= Remind Me (Dorothy Fields and Jerome Kern song) =

"Remind Me" is a 1940 song composed by Jerome Kern, with lyrics written by Dorothy Fields.

It was written in 1936 for the unproduced Universal film "Riviera", which was based on the Earl Derr Biggers novel "Love Insurance." Years later the novel was re-adapted for the film One Night in the Tropics (1940), and the same Kern and Fields score was used. The film was widely regarded as a flop, although it marked the movie debut of Abbott and Costello. The song was virtually thrown away in an early scene as it was introduced by Peggy Moran (who was dubbed by an unknown singer). Only one commercial recording in 1940 can be traced and that was the one by Leo Reisman and his Orchestra (Victor 27237). It was not a hit. The song was revived in the late 1940s by Mabel Mercer who used it in her nightclub act and it has subsequently been included by a number of prominent singers in their albums.

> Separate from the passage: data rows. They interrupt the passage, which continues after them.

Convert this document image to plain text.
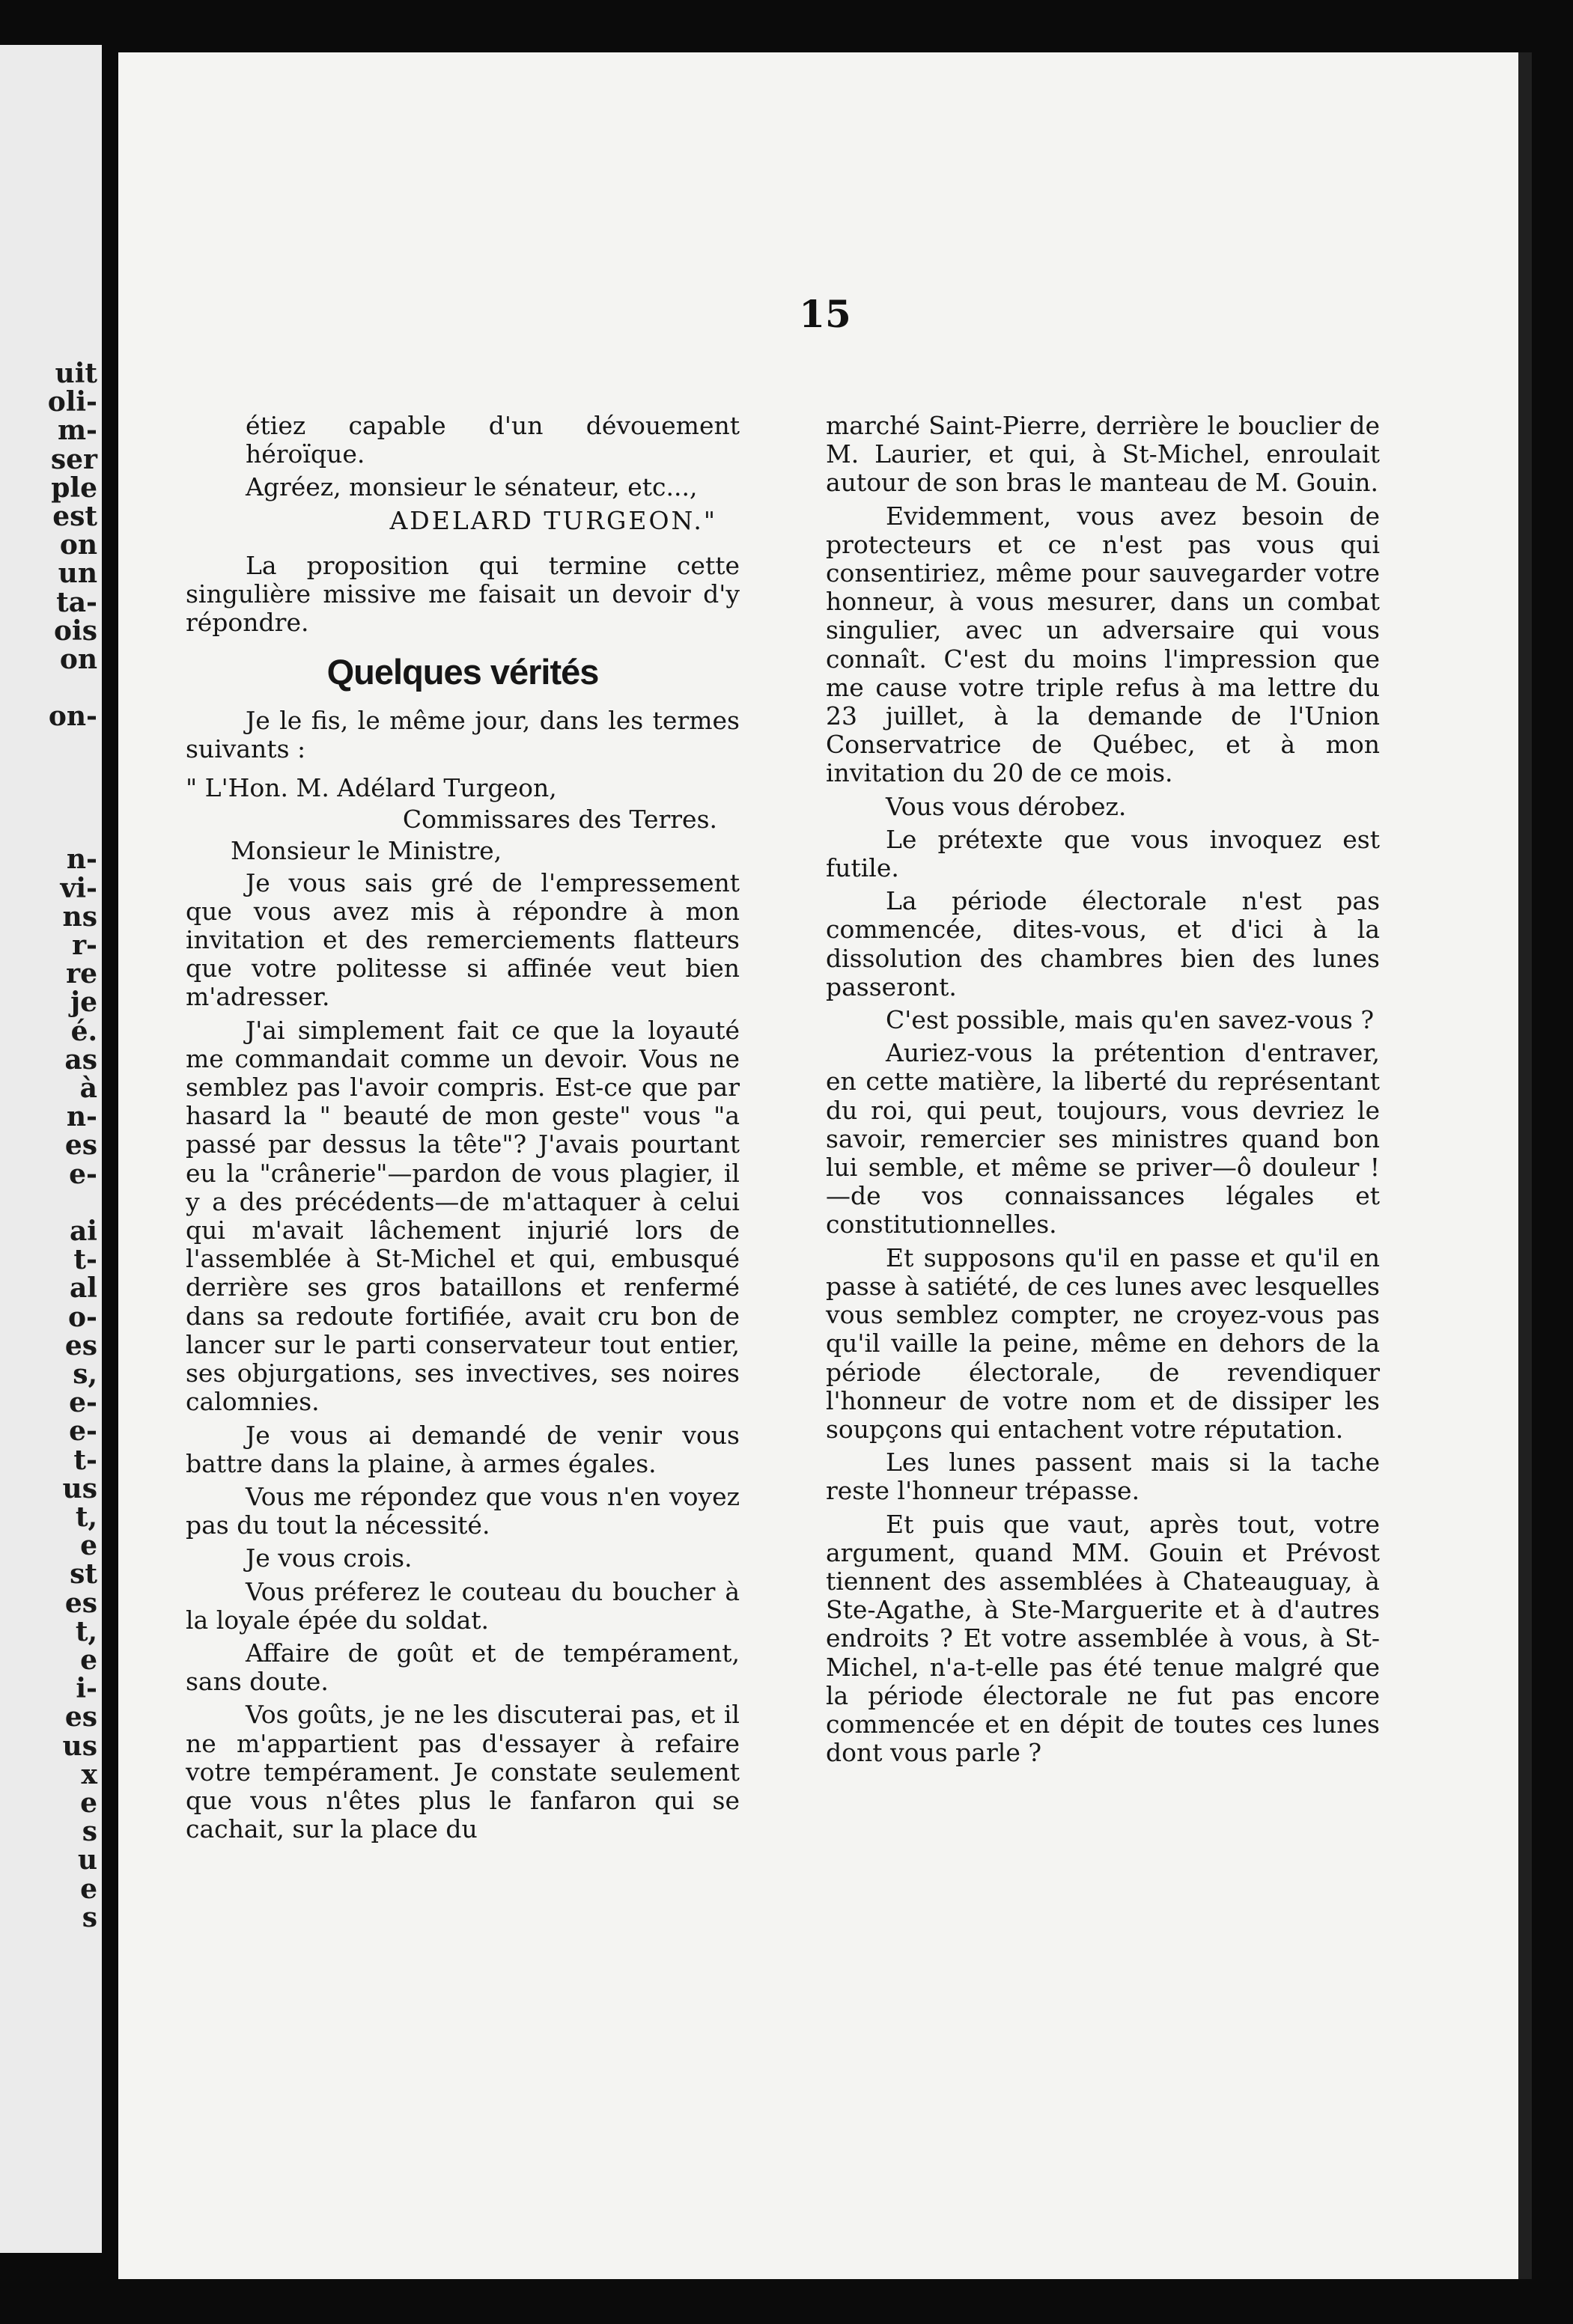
uit
oli-
m-
ser
ple
est
on
un
ta-
ois
on
on-
n-
vi-
ns
r-
re
je
é.
as
à
n-
es
e-
ai
t-
al
o-
es
s,
e-
e-
t-
us
t,
e
st
es
t,
e
i-
es
us
x
e
s
u
e
s
15

étiez capable d'un dévouement héroïque.

Agréez, monsieur le sénateur, etc...,

ADELARD TURGEON."

La proposition qui termine cette singulière missive me faisait un devoir d'y répondre.

Quelques vérités

Je le fis, le même jour, dans les termes suivants :

" L'Hon. M. Adélard Turgeon,

Commissares des Terres.

Monsieur le Ministre,

Je vous sais gré de l'empressement que vous avez mis à répondre à mon invitation et des remerciements flatteurs que votre politesse si affinée veut bien m'adresser.

J'ai simplement fait ce que la loyauté me commandait comme un devoir. Vous ne semblez pas l'avoir compris. Est-ce que par hasard la " beauté de mon geste" vous "a passé par dessus la tête"? J'avais pourtant eu la "crânerie"—pardon de vous plagier, il y a des précédents—de m'attaquer à celui qui m'avait lâchement injurié lors de l'assemblée à St-Michel et qui, embusqué derrière ses gros bataillons et renfermé dans sa redoute fortifiée, avait cru bon de lancer sur le parti conservateur tout entier, ses objurgations, ses invectives, ses noires calomnies.

Je vous ai demandé de venir vous battre dans la plaine, à armes égales.

Vous me répondez que vous n'en voyez pas du tout la nécessité.

Je vous crois.

Vous préferez le couteau du boucher à la loyale épée du soldat.

Affaire de goût et de tempérament, sans doute.

Vos goûts, je ne les discuterai pas, et il ne m'appartient pas d'essayer à refaire votre tempérament. Je constate seulement que vous n'êtes plus le fanfaron qui se cachait, sur la place du

marché Saint-Pierre, derrière le bouclier de M. Laurier, et qui, à St-Michel, enroulait autour de son bras le manteau de M. Gouin.

Evidemment, vous avez besoin de protecteurs et ce n'est pas vous qui consentiriez, même pour sauvegarder votre honneur, à vous mesurer, dans un combat singulier, avec un adversaire qui vous connaît. C'est du moins l'impression que me cause votre triple refus à ma lettre du 23 juillet, à la demande de l'Union Conservatrice de Québec, et à mon invitation du 20 de ce mois.

Vous vous dérobez.

Le prétexte que vous invoquez est futile.

La période électorale n'est pas commencée, dites-vous, et d'ici à la dissolution des chambres bien des lunes passeront.

C'est possible, mais qu'en savez-vous ?

Auriez-vous la prétention d'entraver, en cette matière, la liberté du représentant du roi, qui peut, toujours, vous devriez le savoir, remercier ses ministres quand bon lui semble, et même se priver—ô douleur !—de vos connaissances légales et constitutionnelles.

Et supposons qu'il en passe et qu'il en passe à satiété, de ces lunes avec lesquelles vous semblez compter, ne croyez-vous pas qu'il vaille la peine, même en dehors de la période électorale, de revendiquer l'honneur de votre nom et de dissiper les soupçons qui entachent votre réputation.

Les lunes passent mais si la tache reste l'honneur trépasse.

Et puis que vaut, après tout, votre argument, quand MM. Gouin et Prévost tiennent des assemblées à Chateauguay, à Ste-Agathe, à Ste-Marguerite et à d'autres endroits ? Et votre assemblée à vous, à St-Michel, n'a-t-elle pas été tenue malgré que la période électorale ne fut pas encore commencée et en dépit de toutes ces lunes dont vous parle ?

The song was included in the 1986 Broadway musical revue "Jerome Kern Goes to Hollywood". It was also used in the stage musical Never Gonna Dance which opened on Broadway in 2003 when it was sung by Nancy Lemenager and Noah Racey.

==Notable recordings==
- Tony Bennett – for his album With Love (1972)
- June Christy - Off-Beat (1960); The Jazz Sessions: The Best of June Christy (1997)
- Doris Day and André Previn - Duet (1962)
- Ella Fitzgerald - Ella Fitzgerald Sings the Jerome Kern Songbook (1963)
- Peggy Lee - for her album Pretty Eyes (1960)
- Julie London - for her album Sophisticated Lady (1962)
- Nina Simone - Gifted & Black (1970).